By Stephen D. Bowling
For seventeen years, she lived in their home on Main Street after he died.
Well-loved and widely respected, Maude Ella (Arnett) Bach was a popular, though reclusive, Jackson resident and was listed among its noble citizens.
Exactly what happened in her living room on the morning of March 13, 1968, is not known, but by the time the smoke was noticed and the fire department arrived, it was too late.
Firefighters rushed to the scene about 10:30 a.m. and found Clarence Arnett, her brother, standing on the sidewalk.
He told the crews that his sister was in the home, but in his panic, he was very hard to understand. Neighbors told the Fire Chief Irdell Hundley that there were still two people in the home, unaware that Clarence had escaped the blaze.
Crews, using ladders, knocked out several windows and poured water onto the fire on the ground floor. Within minutes, the blaze was under control. Through the window, firefighter Abb Russell could see her body lying on the floor.
Firefighters braved the smoke and entered the home. They found her blackened, crumpled body lying on the floor about three feet from a gas heater. She was dead.
Breathitt County Coroner Ed Hollon arrived as small puffs of smoke still swirled from the corners of the windows.
They carried her body onto the front porch as most of the spectators lining the street turned away.
Coroner Hollon examined the charred remains and determined that her nightgown most likely came into contact with the open gas heater in the living room and caught fire. He believed that she may have been asleep or unable to escape the flames.
No inquest was held, and her body was transported by ambulance/hearse to the Breathitt County Funeral Home.


He ruled her cause of death as “accidental burns.”
The daughter of Augustus A. and Mattie (Patrick) Arnett, Maude Arnett married Chester Arthur Bach on December 24, 1914. She was born and raised in Magoffin County, Kentucky.

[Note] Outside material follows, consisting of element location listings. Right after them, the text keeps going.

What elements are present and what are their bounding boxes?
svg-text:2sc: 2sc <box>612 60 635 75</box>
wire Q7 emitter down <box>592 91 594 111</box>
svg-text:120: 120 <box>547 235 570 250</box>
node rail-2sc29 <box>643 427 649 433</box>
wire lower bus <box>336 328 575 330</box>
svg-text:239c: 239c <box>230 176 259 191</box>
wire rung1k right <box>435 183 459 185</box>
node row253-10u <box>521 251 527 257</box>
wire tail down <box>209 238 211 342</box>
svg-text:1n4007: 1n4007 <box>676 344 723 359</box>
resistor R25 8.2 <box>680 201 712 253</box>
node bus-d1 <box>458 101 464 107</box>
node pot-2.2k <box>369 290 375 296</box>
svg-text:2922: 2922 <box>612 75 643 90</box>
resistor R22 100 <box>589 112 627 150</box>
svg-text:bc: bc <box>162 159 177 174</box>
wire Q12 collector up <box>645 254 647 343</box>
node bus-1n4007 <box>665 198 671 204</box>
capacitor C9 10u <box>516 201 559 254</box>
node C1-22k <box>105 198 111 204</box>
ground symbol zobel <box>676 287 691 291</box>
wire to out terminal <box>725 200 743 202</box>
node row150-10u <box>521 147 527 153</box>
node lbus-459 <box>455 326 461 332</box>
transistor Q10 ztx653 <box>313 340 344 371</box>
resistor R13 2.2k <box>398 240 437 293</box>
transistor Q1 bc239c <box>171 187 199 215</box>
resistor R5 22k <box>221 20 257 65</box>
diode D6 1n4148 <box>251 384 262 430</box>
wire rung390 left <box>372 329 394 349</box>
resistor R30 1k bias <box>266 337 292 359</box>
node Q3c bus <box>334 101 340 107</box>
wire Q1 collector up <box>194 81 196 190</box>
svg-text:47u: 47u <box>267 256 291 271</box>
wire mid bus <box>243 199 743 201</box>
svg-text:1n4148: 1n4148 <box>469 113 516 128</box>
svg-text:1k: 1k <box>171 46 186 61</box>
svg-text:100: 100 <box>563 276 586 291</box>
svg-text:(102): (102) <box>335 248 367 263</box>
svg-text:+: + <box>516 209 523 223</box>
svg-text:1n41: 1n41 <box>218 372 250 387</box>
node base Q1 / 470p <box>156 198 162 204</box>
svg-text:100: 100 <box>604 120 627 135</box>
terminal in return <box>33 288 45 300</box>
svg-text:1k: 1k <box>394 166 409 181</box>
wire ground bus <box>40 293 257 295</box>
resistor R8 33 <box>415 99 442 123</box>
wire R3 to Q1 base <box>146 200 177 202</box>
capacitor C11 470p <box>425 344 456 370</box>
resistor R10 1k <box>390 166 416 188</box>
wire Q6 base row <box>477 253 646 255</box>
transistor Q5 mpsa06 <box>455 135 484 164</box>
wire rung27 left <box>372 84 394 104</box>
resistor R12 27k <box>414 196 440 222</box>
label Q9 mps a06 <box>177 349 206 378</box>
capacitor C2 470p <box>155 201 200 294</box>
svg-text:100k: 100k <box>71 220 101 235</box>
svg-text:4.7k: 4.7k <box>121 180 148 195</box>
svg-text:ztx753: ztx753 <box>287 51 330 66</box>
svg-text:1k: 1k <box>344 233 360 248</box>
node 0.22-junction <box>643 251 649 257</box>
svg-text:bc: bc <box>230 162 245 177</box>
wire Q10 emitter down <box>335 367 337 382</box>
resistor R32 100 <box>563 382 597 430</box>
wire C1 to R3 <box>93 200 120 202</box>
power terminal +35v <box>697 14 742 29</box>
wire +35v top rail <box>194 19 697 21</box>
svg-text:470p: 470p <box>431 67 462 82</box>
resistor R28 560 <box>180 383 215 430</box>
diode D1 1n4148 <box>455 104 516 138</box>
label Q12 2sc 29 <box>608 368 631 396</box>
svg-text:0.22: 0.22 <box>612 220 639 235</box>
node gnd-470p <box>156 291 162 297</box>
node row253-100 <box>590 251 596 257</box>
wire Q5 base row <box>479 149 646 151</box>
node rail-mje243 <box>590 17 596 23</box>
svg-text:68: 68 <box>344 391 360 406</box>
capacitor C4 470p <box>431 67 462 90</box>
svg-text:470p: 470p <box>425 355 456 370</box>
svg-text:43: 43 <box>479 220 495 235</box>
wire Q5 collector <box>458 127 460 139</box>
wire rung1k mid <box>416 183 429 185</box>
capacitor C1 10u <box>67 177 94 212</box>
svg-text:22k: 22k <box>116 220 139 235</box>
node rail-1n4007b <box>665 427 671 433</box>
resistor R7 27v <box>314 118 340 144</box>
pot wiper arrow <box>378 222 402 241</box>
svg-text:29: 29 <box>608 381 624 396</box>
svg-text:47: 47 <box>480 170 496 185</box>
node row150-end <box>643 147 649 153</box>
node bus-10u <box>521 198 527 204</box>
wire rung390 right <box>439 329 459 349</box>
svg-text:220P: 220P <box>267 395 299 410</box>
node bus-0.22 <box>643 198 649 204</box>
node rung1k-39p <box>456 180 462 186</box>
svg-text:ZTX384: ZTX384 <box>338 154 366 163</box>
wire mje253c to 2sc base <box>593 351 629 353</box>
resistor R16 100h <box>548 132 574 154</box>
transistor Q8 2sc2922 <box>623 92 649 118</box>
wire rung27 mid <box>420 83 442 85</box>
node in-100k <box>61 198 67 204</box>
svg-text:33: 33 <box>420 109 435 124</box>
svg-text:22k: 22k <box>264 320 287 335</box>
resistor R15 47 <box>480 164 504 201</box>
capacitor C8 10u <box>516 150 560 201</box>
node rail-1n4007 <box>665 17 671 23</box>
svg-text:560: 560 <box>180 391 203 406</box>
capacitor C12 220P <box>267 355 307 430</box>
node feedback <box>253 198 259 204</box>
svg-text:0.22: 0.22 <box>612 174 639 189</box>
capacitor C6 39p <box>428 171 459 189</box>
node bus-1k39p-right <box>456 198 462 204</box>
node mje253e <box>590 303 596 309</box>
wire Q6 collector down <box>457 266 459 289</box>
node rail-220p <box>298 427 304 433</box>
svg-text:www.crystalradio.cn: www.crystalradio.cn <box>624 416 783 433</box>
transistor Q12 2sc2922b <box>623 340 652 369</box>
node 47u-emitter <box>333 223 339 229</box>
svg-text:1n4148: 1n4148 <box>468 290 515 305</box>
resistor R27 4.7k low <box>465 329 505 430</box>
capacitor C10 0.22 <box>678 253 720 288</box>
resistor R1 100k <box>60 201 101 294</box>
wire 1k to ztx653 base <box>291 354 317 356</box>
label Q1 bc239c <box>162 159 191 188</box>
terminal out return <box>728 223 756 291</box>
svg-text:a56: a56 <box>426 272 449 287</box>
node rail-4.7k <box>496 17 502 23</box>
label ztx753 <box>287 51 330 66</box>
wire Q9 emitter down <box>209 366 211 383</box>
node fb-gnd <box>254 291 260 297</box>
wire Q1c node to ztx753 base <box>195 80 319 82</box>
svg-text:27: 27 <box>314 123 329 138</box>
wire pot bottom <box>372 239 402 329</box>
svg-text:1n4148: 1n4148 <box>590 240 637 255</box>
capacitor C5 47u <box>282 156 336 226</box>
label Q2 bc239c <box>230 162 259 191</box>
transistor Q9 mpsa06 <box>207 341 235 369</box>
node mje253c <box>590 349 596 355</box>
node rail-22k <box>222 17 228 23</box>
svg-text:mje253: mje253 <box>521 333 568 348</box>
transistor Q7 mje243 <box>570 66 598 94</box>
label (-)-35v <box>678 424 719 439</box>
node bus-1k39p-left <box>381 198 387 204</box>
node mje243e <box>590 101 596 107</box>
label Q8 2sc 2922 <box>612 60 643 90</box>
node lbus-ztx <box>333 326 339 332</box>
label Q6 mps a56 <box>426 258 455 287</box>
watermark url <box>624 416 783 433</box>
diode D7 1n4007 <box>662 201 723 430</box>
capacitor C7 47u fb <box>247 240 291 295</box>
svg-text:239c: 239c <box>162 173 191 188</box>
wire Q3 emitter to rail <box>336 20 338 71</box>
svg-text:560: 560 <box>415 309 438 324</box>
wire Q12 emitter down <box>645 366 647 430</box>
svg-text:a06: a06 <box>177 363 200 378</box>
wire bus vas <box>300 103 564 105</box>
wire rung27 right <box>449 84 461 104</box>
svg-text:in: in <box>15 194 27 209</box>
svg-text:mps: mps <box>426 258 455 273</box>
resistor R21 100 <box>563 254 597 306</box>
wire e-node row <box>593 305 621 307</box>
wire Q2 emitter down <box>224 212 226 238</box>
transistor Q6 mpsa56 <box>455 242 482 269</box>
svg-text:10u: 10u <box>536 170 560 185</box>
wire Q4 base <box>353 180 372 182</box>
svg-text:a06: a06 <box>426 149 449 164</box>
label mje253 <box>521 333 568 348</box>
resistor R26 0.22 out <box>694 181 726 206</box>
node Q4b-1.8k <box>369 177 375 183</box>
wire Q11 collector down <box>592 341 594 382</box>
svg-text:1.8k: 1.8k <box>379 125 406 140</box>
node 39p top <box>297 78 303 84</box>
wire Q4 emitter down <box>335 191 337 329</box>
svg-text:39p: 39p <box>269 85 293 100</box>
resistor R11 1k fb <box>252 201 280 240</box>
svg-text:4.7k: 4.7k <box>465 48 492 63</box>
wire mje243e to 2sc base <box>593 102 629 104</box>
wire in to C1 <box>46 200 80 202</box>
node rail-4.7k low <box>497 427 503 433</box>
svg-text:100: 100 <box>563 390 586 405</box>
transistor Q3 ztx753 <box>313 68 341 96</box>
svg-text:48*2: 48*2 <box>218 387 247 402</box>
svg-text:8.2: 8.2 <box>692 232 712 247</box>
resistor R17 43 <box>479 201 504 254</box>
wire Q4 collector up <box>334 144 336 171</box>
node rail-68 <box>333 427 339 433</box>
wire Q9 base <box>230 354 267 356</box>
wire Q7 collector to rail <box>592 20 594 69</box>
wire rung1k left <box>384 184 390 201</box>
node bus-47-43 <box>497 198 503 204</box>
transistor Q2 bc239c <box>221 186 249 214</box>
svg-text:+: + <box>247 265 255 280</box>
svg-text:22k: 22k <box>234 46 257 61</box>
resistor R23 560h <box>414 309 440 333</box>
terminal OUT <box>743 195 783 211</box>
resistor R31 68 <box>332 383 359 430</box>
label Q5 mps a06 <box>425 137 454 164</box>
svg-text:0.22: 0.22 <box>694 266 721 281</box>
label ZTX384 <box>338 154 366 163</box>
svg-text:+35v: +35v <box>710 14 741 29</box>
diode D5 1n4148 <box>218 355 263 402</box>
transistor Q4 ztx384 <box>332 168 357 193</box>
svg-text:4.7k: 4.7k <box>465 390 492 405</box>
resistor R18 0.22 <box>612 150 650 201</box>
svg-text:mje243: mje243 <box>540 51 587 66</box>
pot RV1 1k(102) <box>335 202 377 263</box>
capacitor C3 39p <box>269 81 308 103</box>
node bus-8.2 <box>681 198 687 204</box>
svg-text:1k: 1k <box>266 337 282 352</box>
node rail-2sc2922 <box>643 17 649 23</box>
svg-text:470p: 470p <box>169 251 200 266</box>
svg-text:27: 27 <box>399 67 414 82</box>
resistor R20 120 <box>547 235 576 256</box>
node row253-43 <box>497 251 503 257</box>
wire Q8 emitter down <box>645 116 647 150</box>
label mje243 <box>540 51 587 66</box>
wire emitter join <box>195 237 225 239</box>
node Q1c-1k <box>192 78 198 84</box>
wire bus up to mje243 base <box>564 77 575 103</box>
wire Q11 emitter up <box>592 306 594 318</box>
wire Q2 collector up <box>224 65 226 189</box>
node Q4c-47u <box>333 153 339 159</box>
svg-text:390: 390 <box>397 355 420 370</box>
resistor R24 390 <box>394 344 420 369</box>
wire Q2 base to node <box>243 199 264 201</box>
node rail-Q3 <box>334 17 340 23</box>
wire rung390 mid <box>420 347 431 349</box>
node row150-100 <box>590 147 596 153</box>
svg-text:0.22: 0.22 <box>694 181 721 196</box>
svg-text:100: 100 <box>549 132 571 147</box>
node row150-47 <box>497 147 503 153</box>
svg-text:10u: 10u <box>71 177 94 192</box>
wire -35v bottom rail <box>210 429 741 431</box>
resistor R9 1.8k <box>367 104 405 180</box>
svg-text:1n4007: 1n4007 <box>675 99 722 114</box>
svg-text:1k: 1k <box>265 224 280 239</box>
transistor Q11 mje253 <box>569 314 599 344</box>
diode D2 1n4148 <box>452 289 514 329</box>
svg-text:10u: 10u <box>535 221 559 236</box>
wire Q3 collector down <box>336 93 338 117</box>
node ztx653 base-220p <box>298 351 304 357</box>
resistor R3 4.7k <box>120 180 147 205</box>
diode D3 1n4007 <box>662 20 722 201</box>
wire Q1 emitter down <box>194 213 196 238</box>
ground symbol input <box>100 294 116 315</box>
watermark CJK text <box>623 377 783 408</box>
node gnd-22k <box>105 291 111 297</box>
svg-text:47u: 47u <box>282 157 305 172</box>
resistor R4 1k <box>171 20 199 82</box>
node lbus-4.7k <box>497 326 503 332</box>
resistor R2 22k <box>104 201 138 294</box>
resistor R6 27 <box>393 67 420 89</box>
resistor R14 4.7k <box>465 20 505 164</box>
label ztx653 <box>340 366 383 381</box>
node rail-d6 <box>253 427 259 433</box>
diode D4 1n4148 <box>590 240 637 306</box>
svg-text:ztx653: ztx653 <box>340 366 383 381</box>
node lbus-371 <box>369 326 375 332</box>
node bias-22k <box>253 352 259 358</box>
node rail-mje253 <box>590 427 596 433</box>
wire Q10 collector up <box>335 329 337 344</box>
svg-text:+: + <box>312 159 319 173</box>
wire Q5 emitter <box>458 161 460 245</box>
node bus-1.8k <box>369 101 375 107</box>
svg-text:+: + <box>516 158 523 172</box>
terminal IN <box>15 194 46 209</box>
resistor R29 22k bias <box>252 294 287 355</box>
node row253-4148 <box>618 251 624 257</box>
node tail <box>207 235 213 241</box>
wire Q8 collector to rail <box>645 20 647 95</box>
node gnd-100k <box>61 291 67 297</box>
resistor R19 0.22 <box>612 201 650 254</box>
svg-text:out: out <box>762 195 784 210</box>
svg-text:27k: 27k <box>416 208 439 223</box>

The family settled into domestic life in Jackson. He was admitted to the bar in 1908 and practiced law in Jackson. He served several terms as the City Attorney for Jackson.
In 1925, he was appointed and later elected to serve as the Circuit Judge of the 36th Circuit. He was elected to the position in 1927 and served for two additional terms until 1945.
A former United States Army soldier, Judge Bach died of a heart attack at Campton while en route from Lexington to his home on a bus.
His widow continued to live in the home on Main Street until the fire that took her life.
The flames caused “extensive damage to the first floor of the two-story dwelling,” The Lexington Herald-Leader reported the next day. The home’s upper floor sustained only smoke damage.
Mrs. Bach was a member of First United Methodist Church of Jackson and active in the local chapter of the Daughters of the American Revolution.
Funeral services for Maude Ella (Arnett) Bach were conducted on Friday, March 15, 1968, at the Breathitt Funeral Home. She was taken to the Bluegrass Cemetery in Salyersville, where they buried beside her husband.